Diplomasi Menjual Bahasa Indonesia Mendapat Momentum Menjelang Kunjungan Paus Fransiskus

Diplomasi Menjual Bahasa Indonesia Mendapat Momentum Menjelang Kunjungan Paus Fransiskus
CENDERA MATA: Dewan Pembina PWKI AM Putut Prabantoro (kanan) menyerahkan cendera mata kepada Presiden Dikasteri Komunikasi Vatikan Dott. Paolo Ruffini di kantor Dikasteri Komunikasi Vatikan, Kota Vatikan, Rabu (17/4). Foto: PWKI/Gora Kunjana

Selain merupakan alat komunikasi, bahasa Indonesia juga merupakan alat atau senjata untuk mencapai perdamaian.

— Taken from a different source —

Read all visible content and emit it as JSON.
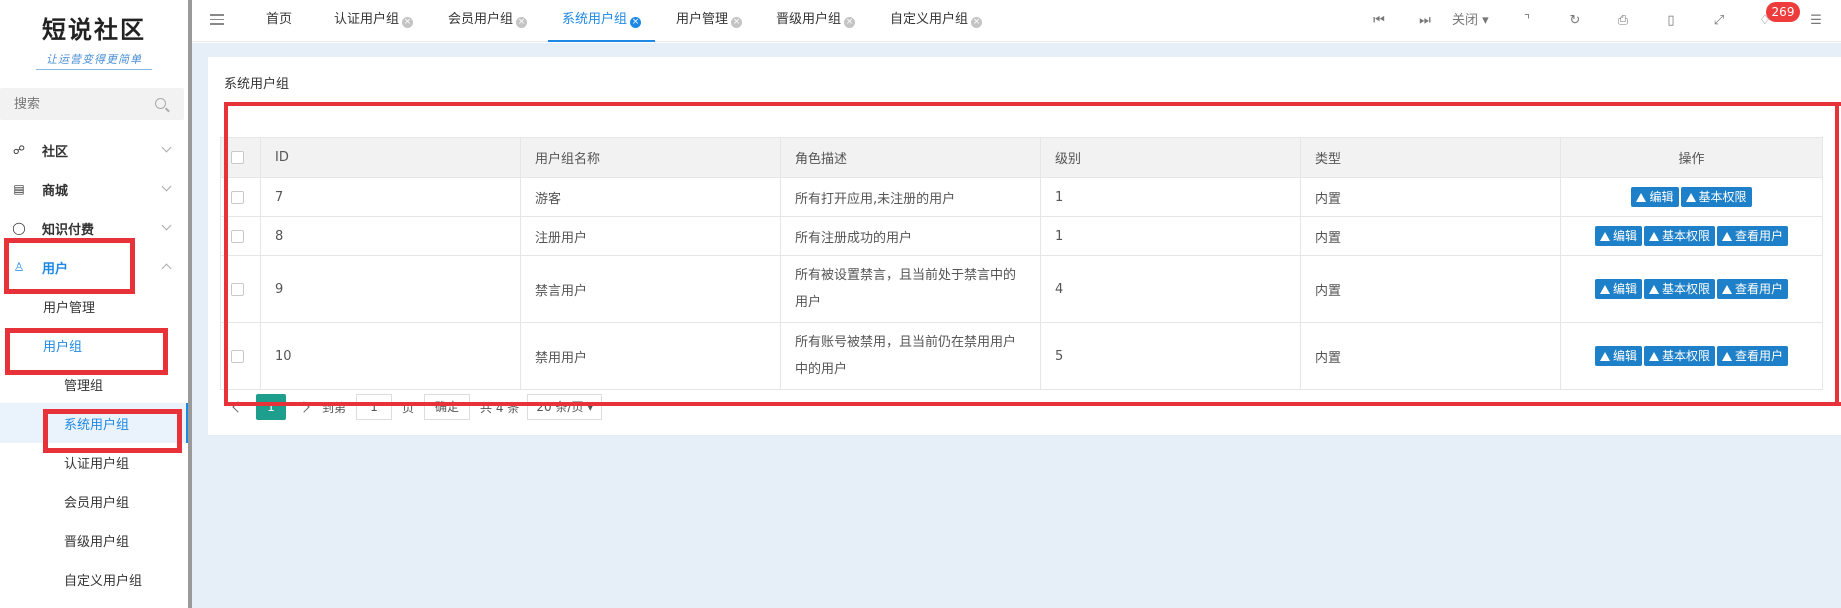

Ini terlebih karena bahasa merupakan identitas sebuah negara.

Algooth menjelaskan pentingnya diplomasi publik memperkenalkan bahasa Indonesia mendapatkan momentum ketika pada 20 November 2023 di Markas Besar Organisasi Pendidikan, Ilmu Pengetahuan dan Kebudayaan Perserikatan Bangsa-Bangsa (UNESCO) di Paris, Prancis.

Bahasa Indonesia yang juga digunakan secara luas di Asia Tenggara seperti Malaysia, Singapura, dan Brunei, komunitas di Belanda dan Suriname adalah bahasa resmi ke-10 yang diakui oleh Majelis Umum UNESCO. Sembilan bahasa lainnya yang diakui adalah Inggris, Arab, Mandarin, Prancis, Spanyol, Rusia, Hindi, Italia, dan Portugis.

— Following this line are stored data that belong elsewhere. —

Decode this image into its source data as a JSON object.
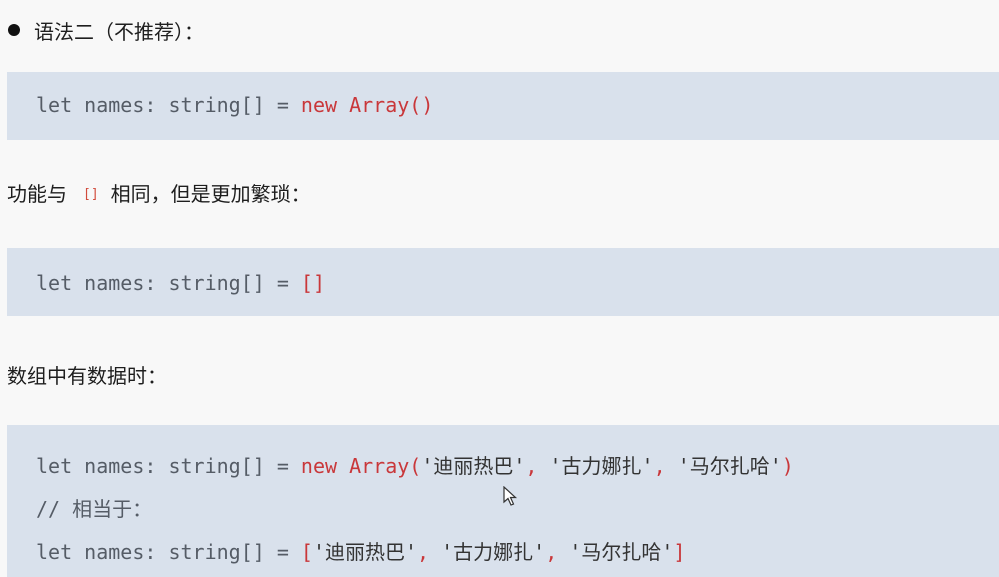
{
  "heading": {
    "text": "语法二（不推荐）："
  },
  "block1": {
    "prefix": "let names: string[] = ",
    "new_kw": "new",
    "space": " ",
    "array_call": "Array()"
  },
  "para1": {
    "before": "功能与",
    "inline_code": "[]",
    "after": "相同，但是更加繁琐："
  },
  "block2": {
    "prefix": "let names: string[] = ",
    "brackets": "[]"
  },
  "para2": {
    "text": "数组中有数据时："
  },
  "block3": {
    "line1_prefix": "let names: string[] = ",
    "line1_new": "new",
    "line1_space": " ",
    "line1_array_open": "Array(",
    "s1": "'迪丽热巴'",
    "comma": ", ",
    "s2": "'古力娜扎'",
    "s3": "'马尔扎哈'",
    "close_paren": ")",
    "comment": "// 相当于：",
    "line3_prefix": "let names: string[] = ",
    "open_bracket": "[",
    "close_bracket": "]"
  }
}
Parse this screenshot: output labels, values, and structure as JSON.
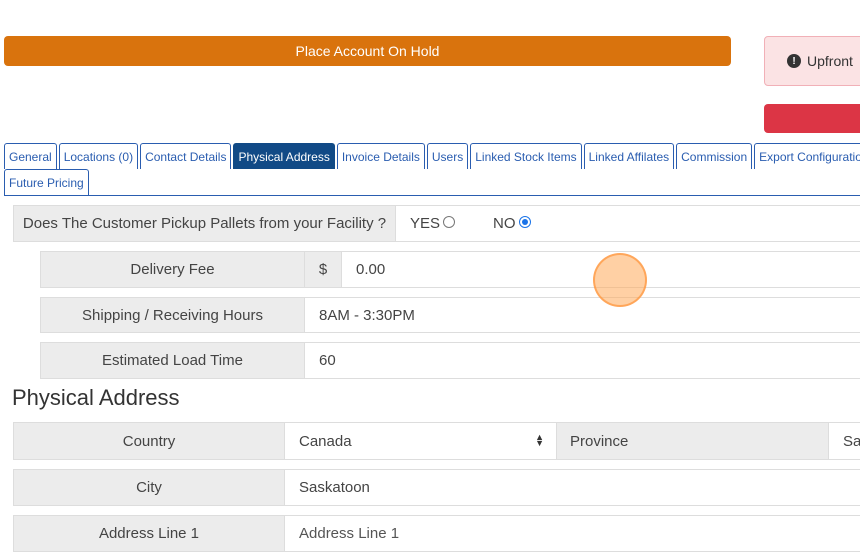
{
  "top": {
    "hold_button": "Place Account On Hold",
    "alert_text": "Upfront",
    "alert_icon": "!"
  },
  "tabs": {
    "row1": [
      "General",
      "Locations (0)",
      "Contact Details",
      "Physical Address",
      "Invoice Details",
      "Users",
      "Linked Stock Items",
      "Linked Affilates",
      "Commission",
      "Export Configuration"
    ],
    "row2": [
      "Future Pricing"
    ],
    "active": "Physical Address"
  },
  "pickup": {
    "question": "Does The Customer Pickup Pallets from your Facility ?",
    "yes_label": "YES",
    "no_label": "NO",
    "selected": "NO"
  },
  "delivery": {
    "fee_label": "Delivery Fee",
    "currency": "$",
    "fee_value": "0.00",
    "hours_label": "Shipping / Receiving Hours",
    "hours_value": "8AM - 3:30PM",
    "load_label": "Estimated Load Time",
    "load_value": "60"
  },
  "address": {
    "title": "Physical Address",
    "country_label": "Country",
    "country_value": "Canada",
    "province_label": "Province",
    "province_value": "Sa",
    "city_label": "City",
    "city_value": "Saskatoon",
    "line1_label": "Address Line 1",
    "line1_placeholder": "Address Line 1"
  },
  "colors": {
    "hold_button": "#d9730d",
    "active_tab": "#114a86",
    "danger": "#dc3545"
  }
}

Menurut Algooth penting bagi seluruh perguruan tinggi di Indonesia untuk terlibat dalam diplomasi publik mempromosikan bahasa Indonesia sebagai bahasa yang penting karena sampai saat ini dikotomi karya ilmiah harus berbahasa Inggris maupun rezim jurnal ilmiah Scopus yang membelenggu dunia pendidikan di Indonesia masih sangat kuat.

“Salah satu kesulitan para dosen di Indonesia adalah tuntutan jurnal berbahasa Inggris, meski regulator pendidikan tinggi bahkan pemerintah sudah mengupayakan jalan keluar yang bijak salah satunya melobi penggunaan bahasa Indonesia sebagai bahasa resmi di Unesco, Perguruan Tinggi juga harus bekerja keras mengupayakan bahasa Indonesia sebagai bahasa internasional,” katanya.

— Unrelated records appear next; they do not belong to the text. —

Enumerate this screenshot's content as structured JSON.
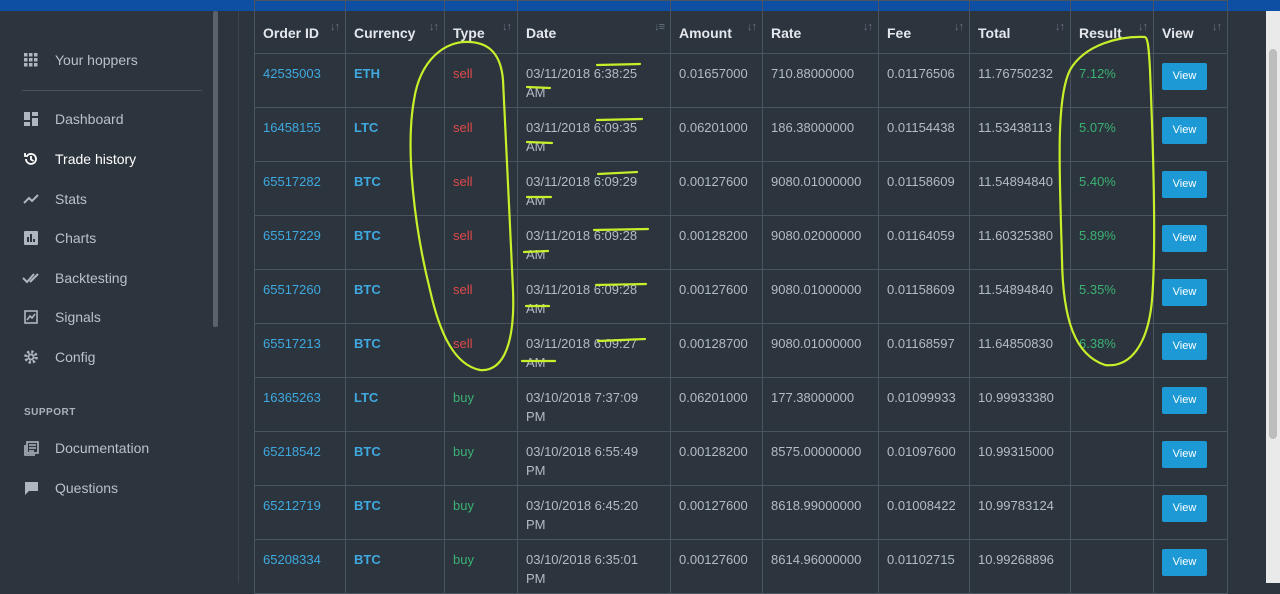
{
  "sidebar": {
    "items": [
      {
        "label": "Your hoppers",
        "icon": "grid-icon"
      },
      {
        "label": "Dashboard",
        "icon": "dashboard-icon"
      },
      {
        "label": "Trade history",
        "icon": "history-icon",
        "active": true
      },
      {
        "label": "Stats",
        "icon": "trend-icon"
      },
      {
        "label": "Charts",
        "icon": "bar-chart-icon"
      },
      {
        "label": "Backtesting",
        "icon": "check-double-icon"
      },
      {
        "label": "Signals",
        "icon": "signal-icon"
      },
      {
        "label": "Config",
        "icon": "gear-icon"
      }
    ],
    "support_heading": "SUPPORT",
    "support_items": [
      {
        "label": "Documentation",
        "icon": "document-icon"
      },
      {
        "label": "Questions",
        "icon": "chat-icon"
      }
    ]
  },
  "table": {
    "headers": [
      "Order ID",
      "Currency",
      "Type",
      "Date",
      "Amount",
      "Rate",
      "Fee",
      "Total",
      "Result",
      "View"
    ],
    "view_label": "View",
    "rows": [
      {
        "order_id": "42535003",
        "currency": "ETH",
        "type": "sell",
        "date": "03/11/2018 6:38:25",
        "ampm": "AM",
        "amount": "0.01657000",
        "rate": "710.88000000",
        "fee": "0.01176506",
        "total": "11.76750232",
        "result": "7.12%"
      },
      {
        "order_id": "16458155",
        "currency": "LTC",
        "type": "sell",
        "date": "03/11/2018 6:09:35",
        "ampm": "AM",
        "amount": "0.06201000",
        "rate": "186.38000000",
        "fee": "0.01154438",
        "total": "11.53438113",
        "result": "5.07%"
      },
      {
        "order_id": "65517282",
        "currency": "BTC",
        "type": "sell",
        "date": "03/11/2018 6:09:29",
        "ampm": "AM",
        "amount": "0.00127600",
        "rate": "9080.01000000",
        "fee": "0.01158609",
        "total": "11.54894840",
        "result": "5.40%"
      },
      {
        "order_id": "65517229",
        "currency": "BTC",
        "type": "sell",
        "date": "03/11/2018 6:09:28",
        "ampm": "AM",
        "amount": "0.00128200",
        "rate": "9080.02000000",
        "fee": "0.01164059",
        "total": "11.60325380",
        "result": "5.89%"
      },
      {
        "order_id": "65517260",
        "currency": "BTC",
        "type": "sell",
        "date": "03/11/2018 6:09:28",
        "ampm": "AM",
        "amount": "0.00127600",
        "rate": "9080.01000000",
        "fee": "0.01158609",
        "total": "11.54894840",
        "result": "5.35%"
      },
      {
        "order_id": "65517213",
        "currency": "BTC",
        "type": "sell",
        "date": "03/11/2018 6:09:27",
        "ampm": "AM",
        "amount": "0.00128700",
        "rate": "9080.01000000",
        "fee": "0.01168597",
        "total": "11.64850830",
        "result": "6.38%"
      },
      {
        "order_id": "16365263",
        "currency": "LTC",
        "type": "buy",
        "date": "03/10/2018 7:37:09",
        "ampm": "PM",
        "amount": "0.06201000",
        "rate": "177.38000000",
        "fee": "0.01099933",
        "total": "10.99933380",
        "result": ""
      },
      {
        "order_id": "65218542",
        "currency": "BTC",
        "type": "buy",
        "date": "03/10/2018 6:55:49",
        "ampm": "PM",
        "amount": "0.00128200",
        "rate": "8575.00000000",
        "fee": "0.01097600",
        "total": "10.99315000",
        "result": ""
      },
      {
        "order_id": "65212719",
        "currency": "BTC",
        "type": "buy",
        "date": "03/10/2018 6:45:20",
        "ampm": "PM",
        "amount": "0.00127600",
        "rate": "8618.99000000",
        "fee": "0.01008422",
        "total": "10.99783124",
        "result": ""
      },
      {
        "order_id": "65208334",
        "currency": "BTC",
        "type": "buy",
        "date": "03/10/2018 6:35:01",
        "ampm": "PM",
        "amount": "0.00127600",
        "rate": "8614.96000000",
        "fee": "0.01102715",
        "total": "10.99268896",
        "result": ""
      }
    ]
  },
  "colors": {
    "accent": "#3fa9e0",
    "sell": "#e04a4a",
    "buy": "#3bb273",
    "button": "#1d9ad6",
    "annotation": "#c8f02a"
  }
}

Dirjen Pendidikan Tinggi (Dikti) menetapkan jurnal internasional adalah suatu karya ilmiah yang ditulis dan dipublikasikan dalam skala internasional dan dapat dipertanggungjawabkan, minimal ketika penulisnya berasal dari dua negara berbeda.

"Perguruan tinggi melalui berbagai saluran formal maupun nonformal harus bisa melakukan persuasi terhadap Dikti perihal bahasa Indonesia yang sudah diakui oleh UNSECO, sehingga dikotomi jurnal internasional harus bahasa Inggris seharusnya bisa diubah makin dinamis,” tuturnya.

Diplomasi publik yang intensif juga harus dilakukan untuk meningkatkan kesadaran masyarakat global tentang pentingnya bahasa Indonesia.

Bahasa Indonesia merupakan bahasa resmi ke-10 yang diakui oleh Majelis Umum UNESCO.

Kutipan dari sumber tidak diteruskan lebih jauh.